Auto-solve daily LeetCode problem using GPT-5-mini

Author: jeremymanning

problems/2402/gpt5-mini.md

@@ -0,0 +1,70 @@
+# [Problem 2402: Meeting Rooms III](https://leetcode.com/problems/meeting-rooms-iii/description/?envType=daily-question)
+
+## Initial thoughts (stream-of-consciousness)
+- We need to allocate meetings to rooms 0..n-1 following the given rules.

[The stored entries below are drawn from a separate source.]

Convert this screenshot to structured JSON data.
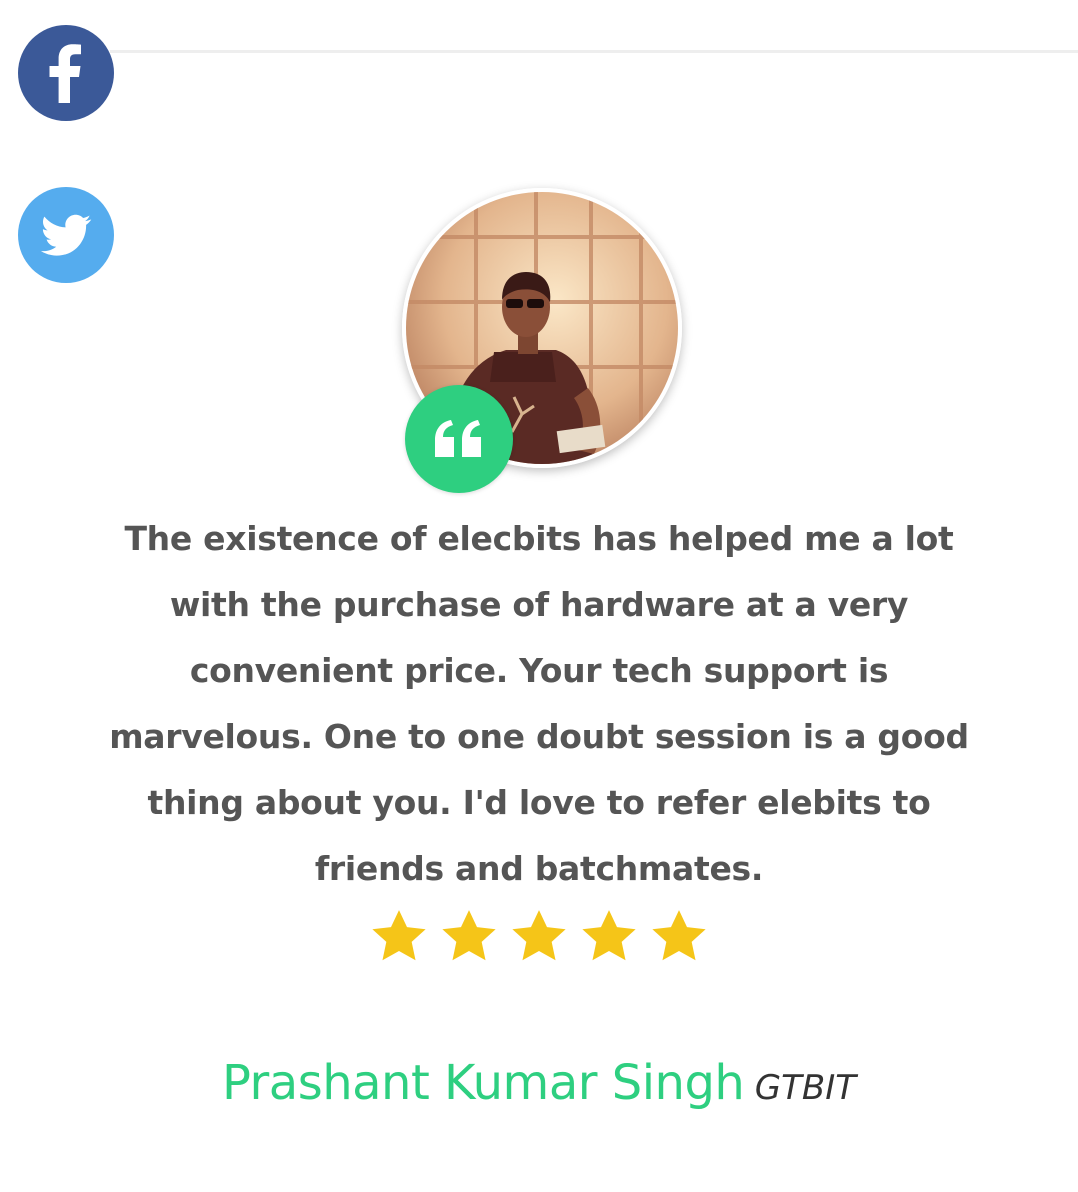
{
  "social": {
    "facebook": {
      "icon": "facebook-icon",
      "color": "#3b5998"
    },
    "twitter": {
      "icon": "twitter-icon",
      "color": "#55acee"
    }
  },
  "testimonial": {
    "text": "The existence of elecbits has helped me a lot with the purchase of hardware at a very convenient price. Your tech support is marvelous. One to one doubt session is a good thing about you. I'd love to refer elebits to friends and batchmates.",
    "rating": 5,
    "rating_max": 5,
    "star_color": "#f5c518",
    "accent_color": "#2ecf80"
  },
  "author": {
    "name": "Prashant Kumar Singh",
    "org": "GTBIT"
  }
}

The meetings have unique start times; it's natural to sort by start time (or use the given unique starts to process in increasing start).
+- At any meeting start time s, some rooms might already be free (their meeting end <= s). We should track free rooms and busy rooms. A min-heap of free room indices (so we always pick the smallest available room id) and a min-heap of busy rooms keyed by end time (and then room id to break ties) is a common design.

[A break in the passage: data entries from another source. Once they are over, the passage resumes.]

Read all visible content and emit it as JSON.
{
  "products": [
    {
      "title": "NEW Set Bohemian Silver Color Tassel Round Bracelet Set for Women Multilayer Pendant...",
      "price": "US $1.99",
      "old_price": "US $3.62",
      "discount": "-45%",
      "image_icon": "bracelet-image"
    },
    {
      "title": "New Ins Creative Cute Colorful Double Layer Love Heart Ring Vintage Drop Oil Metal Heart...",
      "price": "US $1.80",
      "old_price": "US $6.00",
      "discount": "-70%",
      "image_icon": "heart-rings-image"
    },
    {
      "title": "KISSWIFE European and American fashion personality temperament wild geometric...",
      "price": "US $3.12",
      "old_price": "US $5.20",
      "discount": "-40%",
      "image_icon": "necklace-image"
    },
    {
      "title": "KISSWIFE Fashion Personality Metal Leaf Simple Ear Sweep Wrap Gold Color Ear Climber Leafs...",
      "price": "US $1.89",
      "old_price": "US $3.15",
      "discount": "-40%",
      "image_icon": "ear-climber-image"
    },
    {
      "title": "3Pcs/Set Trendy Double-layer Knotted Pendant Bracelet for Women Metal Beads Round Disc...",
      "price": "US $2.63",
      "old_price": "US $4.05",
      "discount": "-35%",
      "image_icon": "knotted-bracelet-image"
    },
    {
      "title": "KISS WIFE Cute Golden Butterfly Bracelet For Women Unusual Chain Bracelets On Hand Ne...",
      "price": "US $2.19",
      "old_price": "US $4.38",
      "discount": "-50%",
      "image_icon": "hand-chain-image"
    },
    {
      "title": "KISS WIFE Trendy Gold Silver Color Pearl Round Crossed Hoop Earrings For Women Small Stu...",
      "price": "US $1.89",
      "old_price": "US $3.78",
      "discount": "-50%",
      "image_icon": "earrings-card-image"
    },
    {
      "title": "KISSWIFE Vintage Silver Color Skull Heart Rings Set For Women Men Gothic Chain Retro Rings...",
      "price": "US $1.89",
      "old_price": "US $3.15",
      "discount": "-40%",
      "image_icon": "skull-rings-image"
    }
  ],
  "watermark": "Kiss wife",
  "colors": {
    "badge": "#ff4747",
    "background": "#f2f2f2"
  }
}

+- If there is a free room at meeting start s, assign the lowest-numbered free room and schedule it to end at the meeting's end.
+- If no free room exists at start s, the meeting must be delayed until the earliest busy room frees. We should pop the earliest finishing busy room (end_time, room), compute the delayed meeting's new end = end_time + duration, and assign it to that room. Because meetings are processed in original start order, delayed meetings will be considered in the correct priority order (earlier original start first).

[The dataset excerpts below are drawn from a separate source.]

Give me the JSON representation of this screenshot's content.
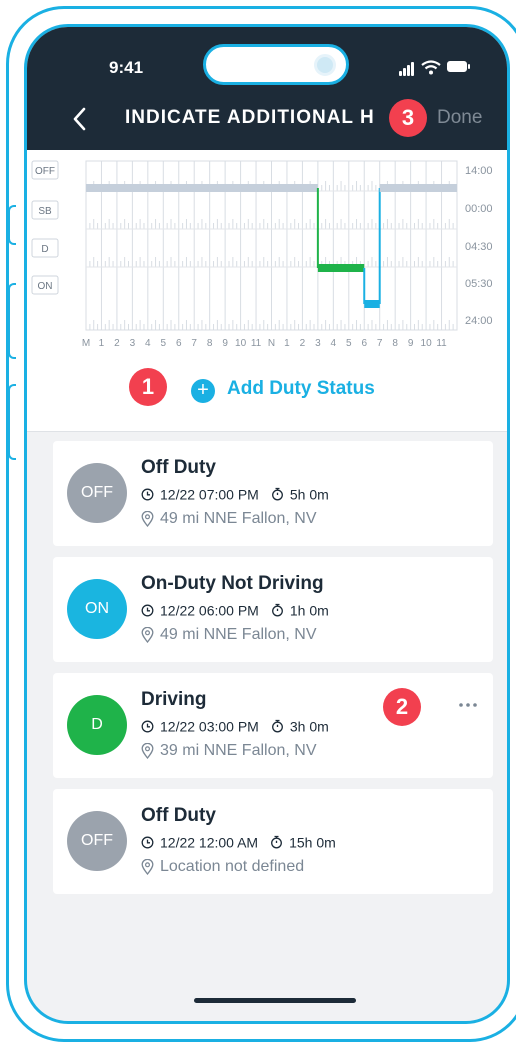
{
  "status_bar": {
    "time": "9:41"
  },
  "nav": {
    "title": "INDICATE ADDITIONAL H",
    "done_label": "Done"
  },
  "badges": [
    "1",
    "2",
    "3"
  ],
  "chart_data": {
    "type": "duty-log",
    "row_labels": [
      "OFF",
      "SB",
      "D",
      "ON"
    ],
    "totals": [
      "14:00",
      "00:00",
      "04:30",
      "05:30",
      "24:00"
    ],
    "x_labels": [
      "M",
      "1",
      "2",
      "3",
      "4",
      "5",
      "6",
      "7",
      "8",
      "9",
      "10",
      "11",
      "N",
      "1",
      "2",
      "3",
      "4",
      "5",
      "6",
      "7",
      "8",
      "9",
      "10",
      "11"
    ],
    "x_range": [
      0,
      24
    ],
    "segments": [
      {
        "status": "OFF",
        "start": 0,
        "end": 15
      },
      {
        "status": "D",
        "start": 15,
        "end": 18
      },
      {
        "status": "ON",
        "start": 18,
        "end": 19
      },
      {
        "status": "OFF",
        "start": 19,
        "end": 24
      }
    ],
    "colors": {
      "OFF": "#c5cfdb",
      "D": "#1fb34a",
      "ON": "#1ab0e3",
      "connector_d": "#1fb34a",
      "connector_on": "#1ab0e3"
    }
  },
  "add_duty": {
    "label": "Add Duty Status",
    "icon": "plus-icon"
  },
  "entries": [
    {
      "badge": "OFF",
      "color": "#9ba3ad",
      "title": "Off Duty",
      "time": "12/22 07:00 PM",
      "duration": "5h 0m",
      "location": "49 mi NNE Fallon, NV",
      "more": false
    },
    {
      "badge": "ON",
      "color": "#1ab5e0",
      "title": "On-Duty Not Driving",
      "time": "12/22 06:00 PM",
      "duration": "1h 0m",
      "location": "49 mi NNE Fallon, NV",
      "more": false
    },
    {
      "badge": "D",
      "color": "#1fb34a",
      "title": "Driving",
      "time": "12/22 03:00 PM",
      "duration": "3h 0m",
      "location": "39 mi NNE Fallon, NV",
      "more": true
    },
    {
      "badge": "OFF",
      "color": "#9ba3ad",
      "title": "Off Duty",
      "time": "12/22 12:00 AM",
      "duration": "15h 0m",
      "location": "Location not defined",
      "more": false
    }
  ]
}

+- Maintain counts per room; at the end, return the room with the highest count (ties broken by lowest index).
+
+## Refining the problem, round 2 thoughts
+- Edge cases: n = 1, many meetings — all will be sequentially delayed; algorithm must correctly compute new end times.
+- Need to be careful about tie-breaking when multiple rooms finish at the same time: using a busy heap keyed by (end_time, room_id) ensures that when multiple rooms free simultaneously the popped room is the one with the smallest id, which matches the rule about choosing the smallest-numbered unused room.
+- Complexity: each meeting triggers at most a constant number of heap operations on heaps of size at most n (n <= 100), so overall time is O(m log n) where m = len(meetings). Space O(n) for heaps and counts.
+- Implementation detail: sort meetings by start. For each meeting (s, e):
+  - Release any busy rooms with end_time <= s into the free heap.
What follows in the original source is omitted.